The seemingly never-ending second act takes place in Hell where the Devil (Jonathan Reisfield) forces Springer to present a show in which Satan, Jesus, Mary, Adam, Eve, and God ("It's hard to be me") fight each other, for the spotlight of the show, and for Springer's attention and loyalty.
Even here, there are some notable highlights, such as the spirited chorus line of hooded Ku Klux Klan members tripping the light fantastique. Still, while the material in the first act is fresh and unique, when it comes to the clash of Heaven and Hell in the second act, it's been done, better, by Shaw's Don Juan in Hell and Goethe's Faust, with its musical apotheosis in the Epilogue of Boito's Mefistofele, and in Mahler's Eighth Symphony, among others.
Thomas' music is not fully operatic (except for some Handelian choral numbers, such as the "Overly-ture"), so could better be called a musical, a good one. Ben Price conducts a small, hard-working band, and he follows, rather than leads, the singers. The talented cast of 40 (!) is directed by M. Graham Smith on a tiny but large-looking set, designed by Maya Linke.

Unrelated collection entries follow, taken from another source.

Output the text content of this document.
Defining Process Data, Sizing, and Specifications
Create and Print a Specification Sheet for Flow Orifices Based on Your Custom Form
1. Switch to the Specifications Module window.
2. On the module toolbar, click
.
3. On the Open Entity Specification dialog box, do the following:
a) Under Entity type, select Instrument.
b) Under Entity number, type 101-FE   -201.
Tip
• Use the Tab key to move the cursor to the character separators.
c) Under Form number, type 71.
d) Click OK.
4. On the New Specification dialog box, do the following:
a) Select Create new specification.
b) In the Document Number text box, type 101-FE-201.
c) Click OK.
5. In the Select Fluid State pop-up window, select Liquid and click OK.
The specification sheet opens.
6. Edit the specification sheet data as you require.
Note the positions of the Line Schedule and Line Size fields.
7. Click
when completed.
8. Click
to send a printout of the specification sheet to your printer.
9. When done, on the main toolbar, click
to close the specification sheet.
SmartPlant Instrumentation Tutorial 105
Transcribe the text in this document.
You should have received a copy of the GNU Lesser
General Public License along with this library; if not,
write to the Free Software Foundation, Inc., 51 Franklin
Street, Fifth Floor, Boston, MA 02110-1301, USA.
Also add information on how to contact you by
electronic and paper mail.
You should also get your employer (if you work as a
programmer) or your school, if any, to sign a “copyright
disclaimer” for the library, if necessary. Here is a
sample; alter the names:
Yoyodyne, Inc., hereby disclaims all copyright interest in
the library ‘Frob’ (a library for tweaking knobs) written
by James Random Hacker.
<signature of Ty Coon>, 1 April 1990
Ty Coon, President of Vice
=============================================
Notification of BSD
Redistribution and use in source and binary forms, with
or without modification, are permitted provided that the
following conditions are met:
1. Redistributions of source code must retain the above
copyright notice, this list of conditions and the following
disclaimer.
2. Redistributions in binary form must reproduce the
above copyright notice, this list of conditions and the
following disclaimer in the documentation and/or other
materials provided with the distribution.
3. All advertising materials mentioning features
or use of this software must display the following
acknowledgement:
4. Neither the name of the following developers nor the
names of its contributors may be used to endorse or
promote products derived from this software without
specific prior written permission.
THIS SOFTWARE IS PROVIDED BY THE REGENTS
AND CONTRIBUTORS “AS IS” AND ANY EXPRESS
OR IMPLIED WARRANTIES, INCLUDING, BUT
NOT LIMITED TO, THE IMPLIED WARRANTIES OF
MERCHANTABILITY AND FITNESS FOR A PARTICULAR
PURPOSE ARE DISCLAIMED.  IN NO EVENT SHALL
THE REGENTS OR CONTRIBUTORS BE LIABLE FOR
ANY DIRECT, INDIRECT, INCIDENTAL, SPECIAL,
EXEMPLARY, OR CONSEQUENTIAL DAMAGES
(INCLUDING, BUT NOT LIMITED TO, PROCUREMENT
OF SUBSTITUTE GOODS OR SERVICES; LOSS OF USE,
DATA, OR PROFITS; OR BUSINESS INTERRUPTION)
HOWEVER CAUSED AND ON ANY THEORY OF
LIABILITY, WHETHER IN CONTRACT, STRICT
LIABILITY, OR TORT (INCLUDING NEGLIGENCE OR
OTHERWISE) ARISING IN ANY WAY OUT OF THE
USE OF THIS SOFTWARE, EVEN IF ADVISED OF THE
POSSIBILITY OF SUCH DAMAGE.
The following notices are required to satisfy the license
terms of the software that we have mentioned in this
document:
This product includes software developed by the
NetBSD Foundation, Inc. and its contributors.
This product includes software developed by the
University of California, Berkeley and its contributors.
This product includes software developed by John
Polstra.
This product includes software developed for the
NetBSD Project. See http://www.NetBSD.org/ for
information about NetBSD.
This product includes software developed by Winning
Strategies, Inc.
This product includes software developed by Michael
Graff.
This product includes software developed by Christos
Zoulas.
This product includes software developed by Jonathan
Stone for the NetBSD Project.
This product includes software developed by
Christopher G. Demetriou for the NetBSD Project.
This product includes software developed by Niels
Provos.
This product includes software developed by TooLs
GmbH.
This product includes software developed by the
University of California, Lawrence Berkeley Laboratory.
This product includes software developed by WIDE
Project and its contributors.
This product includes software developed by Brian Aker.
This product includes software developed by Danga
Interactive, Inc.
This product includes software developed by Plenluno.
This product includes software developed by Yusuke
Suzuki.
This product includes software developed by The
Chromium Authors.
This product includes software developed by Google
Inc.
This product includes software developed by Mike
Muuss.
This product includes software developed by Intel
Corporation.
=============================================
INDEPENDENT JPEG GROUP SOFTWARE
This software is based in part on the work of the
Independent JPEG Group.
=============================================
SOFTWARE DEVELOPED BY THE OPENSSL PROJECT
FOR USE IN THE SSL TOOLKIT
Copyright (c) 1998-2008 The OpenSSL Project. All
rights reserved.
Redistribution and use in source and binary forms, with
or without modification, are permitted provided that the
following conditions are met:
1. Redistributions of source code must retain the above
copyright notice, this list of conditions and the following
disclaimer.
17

Patrick Michael Dukeman is amazingly true to Springer's look, voice, and diction. Exceptional singers include Tracy Camp (Peaches/Head Nurse), Mia Fryvecind (Andrea/Archangel), Timitio Artusio (Tremont), and Rebecca Pingree (Baby Jane). Unfortunately, J. Conrad Frank's (inner) Valkyrie is completely unintelligible, probably because of the overamplification.
Speaking of Wagner, I first saw Springer eight years ago in Edinburgh — on the same day of the Abbado-conducted Salzburg Parsifal. The strange coincidence led me to see things that are perhaps not there: similarities between the two works.
Both require a more than usually determined suspension of disbelief, and both are about fools. Wagner's, of course, deals with the Noble One, a hapless, anti-swan Candide of the Grail, while Springer is about an ignoble (although curiously innocent or, at least, out-of-it) buffoon, surrounded by trailer-park trash, worthy of the most poisoned pen of Rabelais and Voltaire.
There is also a parallel in the heroes' journey: Parsifal is pursued and (temporarily) thwarted by Kundry's temptations, Springer is haunted (unsuccessfully) by his "inner Walkyrie." As for blasphemy and anti-religiosity, Wagner was extremely subtle, Springer is really in-your-face, at least until the syrupy mock sentimentality of the finale.
Responses to Springer will vary widely, from early walkouts to great enthusiasm. As for mine, much as I detest the TV show and dislike machine-gun delivery of "filthy language," I had a blast at Springer, at least during the first act.
I liked the stories (none of which can be described in polite company), the bits of inner monologue under spotlight, the pathetic but somehow likable characters demanding attention and love, the variety of music — not all good, certainly, but with a strong kernel of a musical work that goes far beyond a spoof or one-line joke.
There is energy and aliveness to the work that make it entertaining, enjoyable, even attractive, beyond the obviously objectionable nature of it all.